The Atomic Energy Commission had to both encourage the privatization of nuclear energy and regulate it. This proved difficult and often controversial, particularly with its regulations related to radiation exposure, reactor safety, and environmental consequences.
The Department of Energy
Amidst the energy crisis of the 1970s, Congress decided in 1974 to divide the duties of the AEC. The Energy Reorganization Act split its functions into the Nuclear Regulatory Commission (NRC) and the Energy Research and Development Administration (ERDA). The NRC still exists today and primarily oversees the safety and regulation of nuclear materials and nuclear power plants. In 1977, another act of Congress replaced ERDA with the Department of Energy (DOE). It also created a Secretary of Energy, who would hold a cabinet position. It took over most of the old functions of the Atomic Energy Commission, including “defense responsibilities that included the design, construction, and testing of nuclear weapons,” as well as consolidating “a loosely knit amalgamation of energy-related programs scattered throughout the Federal Government.”
The primary goals of the DOE have shifted since its inception. With continued energy shortages in the United States, its initial task was to focus on energy development. Next, with Cold War tensions returning in the early 1980s, the DOE was tasked with weapons development and production. Finally, since the fall of the Soviet Union and the end of the Cold War, the DOE once again shifted its objectives, largely to focus on environmental issues.
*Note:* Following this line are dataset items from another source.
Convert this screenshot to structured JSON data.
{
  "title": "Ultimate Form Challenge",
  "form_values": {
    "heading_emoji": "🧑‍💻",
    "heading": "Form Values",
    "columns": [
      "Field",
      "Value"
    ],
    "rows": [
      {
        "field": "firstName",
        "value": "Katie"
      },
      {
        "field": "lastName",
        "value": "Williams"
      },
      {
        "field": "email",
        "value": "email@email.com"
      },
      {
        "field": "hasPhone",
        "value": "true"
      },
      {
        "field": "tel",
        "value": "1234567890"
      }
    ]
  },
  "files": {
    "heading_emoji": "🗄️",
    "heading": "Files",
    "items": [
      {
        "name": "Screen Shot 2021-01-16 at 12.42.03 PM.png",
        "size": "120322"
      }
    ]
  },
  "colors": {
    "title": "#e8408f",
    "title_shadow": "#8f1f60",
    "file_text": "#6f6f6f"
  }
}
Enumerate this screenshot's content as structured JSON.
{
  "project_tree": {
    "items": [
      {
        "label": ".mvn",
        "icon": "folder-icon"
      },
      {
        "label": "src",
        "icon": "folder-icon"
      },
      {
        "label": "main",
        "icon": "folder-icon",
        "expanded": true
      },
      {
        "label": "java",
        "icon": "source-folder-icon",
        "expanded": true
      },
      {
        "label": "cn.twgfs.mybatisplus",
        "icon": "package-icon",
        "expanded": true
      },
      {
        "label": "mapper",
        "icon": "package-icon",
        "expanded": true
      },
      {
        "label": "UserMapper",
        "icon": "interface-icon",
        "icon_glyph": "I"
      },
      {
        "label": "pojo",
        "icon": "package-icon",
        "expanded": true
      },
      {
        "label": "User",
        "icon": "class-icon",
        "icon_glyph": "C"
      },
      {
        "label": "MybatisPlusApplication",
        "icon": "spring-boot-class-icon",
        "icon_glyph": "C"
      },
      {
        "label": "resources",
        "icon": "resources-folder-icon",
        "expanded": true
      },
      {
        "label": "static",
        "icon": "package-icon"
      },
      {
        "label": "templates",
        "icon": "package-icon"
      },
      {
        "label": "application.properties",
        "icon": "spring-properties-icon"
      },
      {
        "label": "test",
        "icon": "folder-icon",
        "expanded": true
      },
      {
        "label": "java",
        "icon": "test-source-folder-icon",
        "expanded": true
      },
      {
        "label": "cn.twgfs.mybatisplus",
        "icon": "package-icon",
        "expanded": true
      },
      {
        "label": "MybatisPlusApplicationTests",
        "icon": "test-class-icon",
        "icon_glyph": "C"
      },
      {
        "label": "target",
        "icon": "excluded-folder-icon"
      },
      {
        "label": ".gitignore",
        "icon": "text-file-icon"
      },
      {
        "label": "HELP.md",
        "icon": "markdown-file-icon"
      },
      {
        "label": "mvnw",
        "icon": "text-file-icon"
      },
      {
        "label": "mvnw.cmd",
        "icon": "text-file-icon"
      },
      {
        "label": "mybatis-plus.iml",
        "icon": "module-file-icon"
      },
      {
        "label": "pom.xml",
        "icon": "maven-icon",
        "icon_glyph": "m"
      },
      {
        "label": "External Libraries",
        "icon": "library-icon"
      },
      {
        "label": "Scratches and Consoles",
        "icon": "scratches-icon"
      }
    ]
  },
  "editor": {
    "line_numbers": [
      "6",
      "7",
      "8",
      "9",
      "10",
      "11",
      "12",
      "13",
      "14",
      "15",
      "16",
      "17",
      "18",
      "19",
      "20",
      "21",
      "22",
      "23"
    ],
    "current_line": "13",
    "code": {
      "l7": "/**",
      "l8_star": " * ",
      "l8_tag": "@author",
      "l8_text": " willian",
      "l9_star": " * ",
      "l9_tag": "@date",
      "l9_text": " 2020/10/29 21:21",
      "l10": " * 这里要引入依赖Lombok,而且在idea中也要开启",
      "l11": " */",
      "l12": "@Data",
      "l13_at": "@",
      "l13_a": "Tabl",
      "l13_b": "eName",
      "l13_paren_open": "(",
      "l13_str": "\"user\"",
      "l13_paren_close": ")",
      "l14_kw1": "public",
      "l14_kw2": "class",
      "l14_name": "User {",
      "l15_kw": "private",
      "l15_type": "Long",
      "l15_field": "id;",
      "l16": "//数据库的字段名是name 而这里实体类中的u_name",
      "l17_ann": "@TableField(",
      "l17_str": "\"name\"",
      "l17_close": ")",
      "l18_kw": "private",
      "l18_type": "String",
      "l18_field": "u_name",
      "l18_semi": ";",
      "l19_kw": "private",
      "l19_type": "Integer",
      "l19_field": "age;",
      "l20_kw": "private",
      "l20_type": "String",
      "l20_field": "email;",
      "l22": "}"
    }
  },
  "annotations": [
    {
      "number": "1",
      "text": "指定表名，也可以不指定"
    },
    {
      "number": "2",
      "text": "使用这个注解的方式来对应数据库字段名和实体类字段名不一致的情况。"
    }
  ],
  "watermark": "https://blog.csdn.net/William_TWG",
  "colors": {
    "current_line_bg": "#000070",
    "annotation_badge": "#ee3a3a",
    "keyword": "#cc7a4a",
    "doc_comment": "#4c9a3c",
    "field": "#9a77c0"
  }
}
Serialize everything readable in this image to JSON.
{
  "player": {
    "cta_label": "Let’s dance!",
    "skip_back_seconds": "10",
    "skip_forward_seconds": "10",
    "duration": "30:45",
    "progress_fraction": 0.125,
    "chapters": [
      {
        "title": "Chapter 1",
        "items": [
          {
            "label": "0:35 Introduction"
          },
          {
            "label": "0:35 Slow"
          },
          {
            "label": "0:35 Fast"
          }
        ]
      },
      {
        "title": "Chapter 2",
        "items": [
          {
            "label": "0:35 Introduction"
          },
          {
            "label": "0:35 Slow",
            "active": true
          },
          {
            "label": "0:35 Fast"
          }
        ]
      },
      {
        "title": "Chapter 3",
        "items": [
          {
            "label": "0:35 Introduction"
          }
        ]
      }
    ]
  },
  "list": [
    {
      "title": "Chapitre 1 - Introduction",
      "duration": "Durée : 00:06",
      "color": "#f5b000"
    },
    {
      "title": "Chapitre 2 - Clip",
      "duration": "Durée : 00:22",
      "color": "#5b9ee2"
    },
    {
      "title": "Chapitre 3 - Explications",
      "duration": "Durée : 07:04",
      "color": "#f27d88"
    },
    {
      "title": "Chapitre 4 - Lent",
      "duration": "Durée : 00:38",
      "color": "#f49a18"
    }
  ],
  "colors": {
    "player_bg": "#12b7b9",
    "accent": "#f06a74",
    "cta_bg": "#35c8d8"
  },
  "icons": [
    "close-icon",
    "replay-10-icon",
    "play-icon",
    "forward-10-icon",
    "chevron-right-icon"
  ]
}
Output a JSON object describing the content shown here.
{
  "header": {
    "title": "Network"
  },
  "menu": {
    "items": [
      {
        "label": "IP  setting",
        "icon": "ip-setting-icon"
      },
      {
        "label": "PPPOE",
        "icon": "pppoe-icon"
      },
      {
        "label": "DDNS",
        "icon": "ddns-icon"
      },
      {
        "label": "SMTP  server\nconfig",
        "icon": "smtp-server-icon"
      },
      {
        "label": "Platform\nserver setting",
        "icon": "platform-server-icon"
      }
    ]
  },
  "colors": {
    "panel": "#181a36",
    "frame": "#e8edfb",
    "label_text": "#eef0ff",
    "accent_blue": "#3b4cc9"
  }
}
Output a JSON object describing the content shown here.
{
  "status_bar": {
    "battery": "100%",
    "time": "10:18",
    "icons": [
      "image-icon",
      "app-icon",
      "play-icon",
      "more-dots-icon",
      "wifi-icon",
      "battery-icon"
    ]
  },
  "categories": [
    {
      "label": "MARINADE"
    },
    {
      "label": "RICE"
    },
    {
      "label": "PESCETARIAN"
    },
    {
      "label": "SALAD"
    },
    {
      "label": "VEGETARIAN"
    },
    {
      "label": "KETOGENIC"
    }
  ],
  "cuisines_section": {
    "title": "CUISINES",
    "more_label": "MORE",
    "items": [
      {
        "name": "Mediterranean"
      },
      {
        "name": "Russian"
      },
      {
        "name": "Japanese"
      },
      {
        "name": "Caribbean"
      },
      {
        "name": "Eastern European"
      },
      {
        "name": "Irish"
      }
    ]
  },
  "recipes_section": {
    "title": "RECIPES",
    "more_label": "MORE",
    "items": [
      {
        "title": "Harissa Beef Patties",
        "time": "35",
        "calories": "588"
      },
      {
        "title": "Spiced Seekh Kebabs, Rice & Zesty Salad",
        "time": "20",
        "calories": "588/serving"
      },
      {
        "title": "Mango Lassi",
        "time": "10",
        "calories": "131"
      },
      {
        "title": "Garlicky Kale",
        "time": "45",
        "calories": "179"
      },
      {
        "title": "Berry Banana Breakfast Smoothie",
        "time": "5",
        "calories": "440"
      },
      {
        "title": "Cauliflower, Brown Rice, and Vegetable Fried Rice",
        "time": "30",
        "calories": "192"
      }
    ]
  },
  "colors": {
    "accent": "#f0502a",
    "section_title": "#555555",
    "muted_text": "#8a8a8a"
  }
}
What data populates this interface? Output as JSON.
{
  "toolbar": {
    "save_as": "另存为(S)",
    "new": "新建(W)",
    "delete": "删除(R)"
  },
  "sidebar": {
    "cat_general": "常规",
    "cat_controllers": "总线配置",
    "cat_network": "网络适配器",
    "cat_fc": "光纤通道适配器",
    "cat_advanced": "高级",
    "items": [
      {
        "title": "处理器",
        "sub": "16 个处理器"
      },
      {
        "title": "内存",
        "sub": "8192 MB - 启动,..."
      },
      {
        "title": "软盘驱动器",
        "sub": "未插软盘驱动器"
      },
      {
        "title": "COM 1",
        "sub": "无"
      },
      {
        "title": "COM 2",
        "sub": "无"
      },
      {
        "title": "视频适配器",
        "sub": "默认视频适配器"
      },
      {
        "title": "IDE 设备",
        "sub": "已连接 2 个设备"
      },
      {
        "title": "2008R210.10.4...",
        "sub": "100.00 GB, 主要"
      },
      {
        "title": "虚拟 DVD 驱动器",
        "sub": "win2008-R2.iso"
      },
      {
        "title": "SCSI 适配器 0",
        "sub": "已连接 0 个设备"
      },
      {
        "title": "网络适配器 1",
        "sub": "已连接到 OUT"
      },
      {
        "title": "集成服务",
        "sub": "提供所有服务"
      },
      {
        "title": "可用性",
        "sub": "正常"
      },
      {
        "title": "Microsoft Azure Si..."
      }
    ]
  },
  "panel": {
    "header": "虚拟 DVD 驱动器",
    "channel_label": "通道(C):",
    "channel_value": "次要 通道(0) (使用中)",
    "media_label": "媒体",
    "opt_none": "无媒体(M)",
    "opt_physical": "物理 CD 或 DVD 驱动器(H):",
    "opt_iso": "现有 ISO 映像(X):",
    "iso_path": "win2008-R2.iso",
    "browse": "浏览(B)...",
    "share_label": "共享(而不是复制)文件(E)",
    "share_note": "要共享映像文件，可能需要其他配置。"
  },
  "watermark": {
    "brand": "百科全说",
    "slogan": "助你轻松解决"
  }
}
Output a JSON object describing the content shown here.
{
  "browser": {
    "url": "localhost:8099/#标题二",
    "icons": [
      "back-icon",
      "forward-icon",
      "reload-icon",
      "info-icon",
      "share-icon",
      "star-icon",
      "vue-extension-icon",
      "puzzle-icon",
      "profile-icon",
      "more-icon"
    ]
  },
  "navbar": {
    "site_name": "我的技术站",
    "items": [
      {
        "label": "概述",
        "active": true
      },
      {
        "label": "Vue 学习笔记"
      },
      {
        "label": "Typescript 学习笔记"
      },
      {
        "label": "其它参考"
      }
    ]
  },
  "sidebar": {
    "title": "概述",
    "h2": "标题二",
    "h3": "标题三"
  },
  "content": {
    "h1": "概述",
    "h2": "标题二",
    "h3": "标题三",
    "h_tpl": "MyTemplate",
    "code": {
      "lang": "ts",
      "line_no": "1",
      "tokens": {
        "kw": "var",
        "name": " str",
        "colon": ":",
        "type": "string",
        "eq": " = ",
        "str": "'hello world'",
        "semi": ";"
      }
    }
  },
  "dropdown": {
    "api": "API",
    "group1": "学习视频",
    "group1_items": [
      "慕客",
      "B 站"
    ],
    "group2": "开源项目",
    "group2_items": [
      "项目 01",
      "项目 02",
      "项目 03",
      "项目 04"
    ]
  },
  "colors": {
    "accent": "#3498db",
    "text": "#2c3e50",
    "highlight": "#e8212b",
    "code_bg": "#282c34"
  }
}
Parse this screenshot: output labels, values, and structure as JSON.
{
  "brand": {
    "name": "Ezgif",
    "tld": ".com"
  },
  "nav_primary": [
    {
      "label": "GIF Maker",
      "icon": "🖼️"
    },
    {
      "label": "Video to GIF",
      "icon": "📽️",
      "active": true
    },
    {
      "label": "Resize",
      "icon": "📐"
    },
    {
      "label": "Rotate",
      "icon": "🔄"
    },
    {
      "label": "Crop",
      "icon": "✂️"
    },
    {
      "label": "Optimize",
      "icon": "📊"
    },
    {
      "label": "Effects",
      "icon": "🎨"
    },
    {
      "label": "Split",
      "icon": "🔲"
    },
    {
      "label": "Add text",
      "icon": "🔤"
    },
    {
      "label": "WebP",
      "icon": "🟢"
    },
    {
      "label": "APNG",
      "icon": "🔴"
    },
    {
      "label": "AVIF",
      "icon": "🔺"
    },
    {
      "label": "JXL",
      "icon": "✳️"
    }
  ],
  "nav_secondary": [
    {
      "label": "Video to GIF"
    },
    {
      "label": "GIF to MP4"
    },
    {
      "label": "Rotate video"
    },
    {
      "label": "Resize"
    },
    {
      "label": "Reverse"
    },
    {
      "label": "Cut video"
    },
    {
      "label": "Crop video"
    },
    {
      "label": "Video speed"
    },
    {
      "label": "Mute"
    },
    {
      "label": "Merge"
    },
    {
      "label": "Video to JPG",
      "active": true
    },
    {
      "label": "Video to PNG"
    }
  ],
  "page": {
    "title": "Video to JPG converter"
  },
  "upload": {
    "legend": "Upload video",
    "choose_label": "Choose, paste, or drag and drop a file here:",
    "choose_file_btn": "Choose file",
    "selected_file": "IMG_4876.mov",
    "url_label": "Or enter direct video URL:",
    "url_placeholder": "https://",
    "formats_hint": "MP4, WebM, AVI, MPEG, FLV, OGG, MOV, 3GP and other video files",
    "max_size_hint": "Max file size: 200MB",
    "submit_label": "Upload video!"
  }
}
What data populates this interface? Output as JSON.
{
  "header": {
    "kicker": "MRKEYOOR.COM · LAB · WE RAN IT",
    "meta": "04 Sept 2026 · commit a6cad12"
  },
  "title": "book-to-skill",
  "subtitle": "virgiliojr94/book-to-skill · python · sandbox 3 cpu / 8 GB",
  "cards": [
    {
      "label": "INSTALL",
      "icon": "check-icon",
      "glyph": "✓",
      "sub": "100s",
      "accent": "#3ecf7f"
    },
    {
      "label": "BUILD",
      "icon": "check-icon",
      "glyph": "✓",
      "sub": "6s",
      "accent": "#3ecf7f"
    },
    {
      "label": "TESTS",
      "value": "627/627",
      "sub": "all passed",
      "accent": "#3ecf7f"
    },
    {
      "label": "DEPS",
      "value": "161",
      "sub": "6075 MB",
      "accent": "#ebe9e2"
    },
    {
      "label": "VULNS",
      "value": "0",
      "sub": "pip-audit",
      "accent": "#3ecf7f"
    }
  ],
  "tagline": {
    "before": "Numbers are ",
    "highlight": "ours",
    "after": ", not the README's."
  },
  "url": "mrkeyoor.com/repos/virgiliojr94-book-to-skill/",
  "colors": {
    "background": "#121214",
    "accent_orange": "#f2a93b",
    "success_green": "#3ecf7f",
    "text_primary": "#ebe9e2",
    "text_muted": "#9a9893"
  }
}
During this last period, it became clear that environmental consequences of nuclear development were becoming a national security issue. Due to concerns over nuclear waste reaching dangerous levels, the DOE decided to turn land from the nuclear weapons complex into environmental preserves. Some examples include the White Rock Canyon Preserve in New Mexico, the Yucca Flat Area in Nevada, and the Savannah River Site in South Carolina. While progress has certainly been made in environmental clean-up, addressing the environmental impacts of nuclear production will remain an issue for the foreseeable future.
Although the DOE does not hold decision power regarding the deployment and usage of the United States nuclear arsenal, it does play a role in maintaining it. The National Nuclear Security Administration (NNSA), a semi-autonomous division within the DOE, “is responsible for ensuring the integrity and safety of the nation’s nuclear weapons, advancing nuclear nonproliferation and promoting international nuclear safety.” In following these goals, the DOE was instrumental in negotiating the Iran nuclear deal in 2015.
Additionally, the DOE is charged with the management of energy materials, in both usage and storage, to ensure proper safety precautions and to maximize output. It has also coordinated closely with the National Park Service (NPS) to clean up and preserve historic sites. In 2015, an agreement between DOE and NPS officially established the Manhattan Project National Historical Park at Los Alamos, NM, Hanford, WA, and Oak Ridge, TN. DOE and NPS are partners in managing the new Manhattan Project NHP.